In 1888, a designer called John Drew Mackenzie moved from Scotland down to Newlyn. After some time spent living amongs
t the locals, he grew concerned about the effect erratic work patterns were having on the fishermen’s wellbeing. Before the advent of mechanised trawlers, the men were completely at the mercy of sea conditions, sometimes losing a whole season without work. Hoping to provide fishermen with a productive secondary craft that would keep them occupied and provide an income during off-seasons, Mackenzie established the Newlyn Industrial Class Copper Works. Within a few years, his workshop was crammed full of fishermen spending their days hammering copper into intricate designs and learning refined techniques such as repoussage, where a sheet of copper is hammered from one side to create an image in relief on the other.

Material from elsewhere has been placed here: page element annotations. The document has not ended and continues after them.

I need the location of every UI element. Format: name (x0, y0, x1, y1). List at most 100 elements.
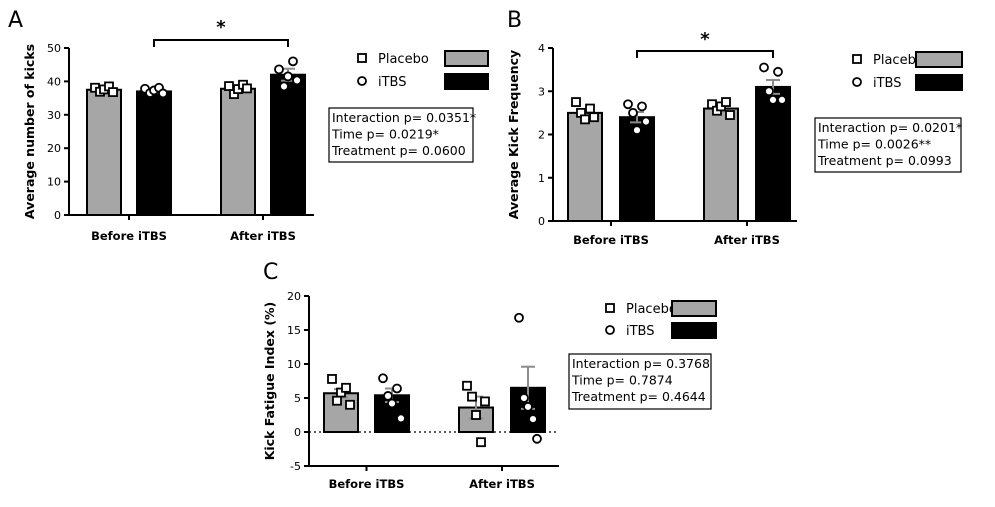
data-point-circle (632, 125, 642, 136)
data-point-square (242, 83, 252, 94)
data-point-circle (383, 391, 393, 401)
y-tick-label: 50 (47, 42, 61, 55)
y-tick-label: 20 (47, 142, 61, 155)
data-point-square (108, 87, 118, 97)
data-point-circle (637, 101, 647, 112)
y-axis-title: Kick Fatigue Index (%) (262, 302, 277, 461)
legend-label: iTBS (626, 324, 655, 339)
bracket-line (153, 39, 289, 47)
x-category-label: Before iTBS (573, 233, 649, 247)
y-tick-label: 10 (287, 358, 301, 371)
legend-label: Placebo (378, 52, 429, 67)
stats-line: Time p= 0.0026** (817, 137, 931, 152)
y-axis-title: Average Kick Frequency (506, 50, 521, 219)
significance-star: * (700, 29, 710, 50)
data-point-circle (292, 75, 302, 86)
y-tick-label: 1 (538, 172, 545, 185)
stats-box: Interaction p= 0.3768 Time p= 0.7874Treat… (568, 353, 712, 410)
data-point-circle (279, 81, 289, 92)
y-tick-label: 4 (538, 42, 545, 55)
data-point-square (480, 396, 490, 407)
data-point-circle (777, 95, 787, 105)
y-tick-label: 0 (294, 426, 301, 439)
data-point-circle (773, 66, 783, 77)
data-point-square (345, 399, 355, 410)
legend-marker-circle (852, 77, 862, 87)
x-category-label: After iTBS (714, 233, 780, 247)
legend-label: iTBS (873, 76, 902, 91)
legend-label: Placebo (873, 53, 924, 68)
data-point-square (341, 382, 351, 393)
data-point-circle (641, 116, 651, 127)
data-point-circle (392, 383, 402, 394)
y-tick-label: 2 (538, 129, 545, 142)
stats-line: Time p= 0.0219* (331, 127, 439, 142)
x-category-label: Before iTBS (329, 477, 405, 491)
y-tick-label: 15 (287, 324, 301, 337)
stats-box: Interaction p= 0.0351* Time p= 0.0219*Tre… (328, 107, 476, 163)
legend-marker-circle (605, 325, 615, 335)
bar-placebo-1 (703, 107, 739, 222)
y-axis-title: Average number of kicks (22, 44, 37, 219)
stats-line: Interaction p= 0.0201* (818, 120, 962, 135)
data-point-circle (759, 62, 769, 73)
data-point-square (476, 437, 486, 448)
stats-box-border (814, 117, 962, 173)
data-point-square (580, 114, 590, 125)
legend-swatch (444, 50, 489, 67)
stats-line: Treatment p= 0.0993 (817, 153, 952, 168)
y-tick-label: -5 (290, 460, 301, 473)
stats-line: Time p= 0.7874 (571, 373, 673, 388)
data-point-square (725, 110, 735, 120)
data-point-square (467, 391, 477, 402)
legend-marker-square (852, 54, 862, 64)
legend: Placebo iTBS (357, 50, 489, 90)
bar-placebo-1 (220, 87, 256, 216)
y-tick-label: 40 (47, 75, 61, 88)
panel-letter: C (263, 260, 278, 285)
y-tick-label: 0 (538, 215, 545, 228)
stats-line: Treatment p= 0.0600 (331, 143, 466, 158)
data-point-circle (768, 95, 778, 105)
data-point-circle (396, 413, 406, 424)
data-point-square (707, 99, 717, 110)
legend: Placebo iTBS (852, 51, 963, 91)
legend: Placebo iTBS (605, 300, 717, 339)
data-point-circle (532, 433, 542, 444)
data-point-circle (378, 373, 388, 384)
legend-marker-square (357, 53, 367, 63)
legend-marker-square (605, 303, 615, 313)
data-point-circle (523, 401, 533, 412)
data-point-circle (158, 88, 168, 99)
data-point-circle (387, 398, 397, 409)
data-point-circle (519, 393, 529, 403)
legend-label: iTBS (378, 75, 407, 90)
data-point-circle (764, 86, 774, 97)
bar-itbs-0 (136, 90, 172, 216)
panel-B: B Average Kick Frequency 0 1 2 3 4 Before iTBS A… (506, 8, 963, 247)
data-point-circle (288, 56, 298, 67)
legend-swatch (671, 322, 717, 339)
stats-line: Interaction p= 0.3768 (572, 356, 710, 371)
bracket-line (636, 50, 774, 58)
x-category-label: Before iTBS (91, 229, 167, 243)
data-point-circle (628, 107, 638, 118)
data-point-square (471, 410, 481, 420)
significance-star: * (216, 17, 226, 38)
panel-C: C Kick Fatigue Index (%) -5 0 5 10 15 20 Before … (262, 260, 717, 491)
data-point-square (462, 380, 472, 391)
panel-A: A Average number of kicks 0 10 20 30 40 50 Befor… (8, 8, 489, 243)
bar-placebo-0 (86, 88, 122, 216)
panel-letter: A (8, 8, 23, 33)
panel-letter: B (507, 8, 522, 33)
legend-marker-circle (357, 76, 367, 86)
stats-box-border (568, 353, 712, 410)
data-point-square (589, 112, 599, 123)
data-point-circle (528, 414, 538, 424)
data-point-square (571, 97, 581, 107)
y-tick-label: 5 (294, 392, 301, 405)
stats-line: Treatment p= 0.4644 (571, 389, 706, 404)
y-tick-label: 30 (47, 109, 61, 122)
significance-bracket: * (153, 17, 289, 47)
bar-itbs-1 (270, 73, 306, 216)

The copper works fell into disuse, until 2004 when Mikey moved into the town and set about re-establishing them. Like his predecessor, he began encouraging land-locked fishermen to come into his treasure trove of a workshop behind the Strand. Here French jazz can be heard dripping out of speakers like honey, rising above the sounds of hammer striking metal, while fishermen spend their days fashioning strange and wonderful objects as they wait for the seas to quieten. Mikey sees the two industries – fishing and art – as akin to one another, both requiring skill and close attention, while always being ‘tangible, always gritty and real’.
Fishermen often come up with the most honest responses to Mikey’s work, too – never appealing to his ego or trying to guess at what he wants to hear. When Mikey presented a new abstract piece he had been working on to a day-boat owner, the fisherman took it from his hands, turned it over a few times, then handed it back to him with a shrug: ‘Pig’s ear. That’s the shape of a pig’s ear.’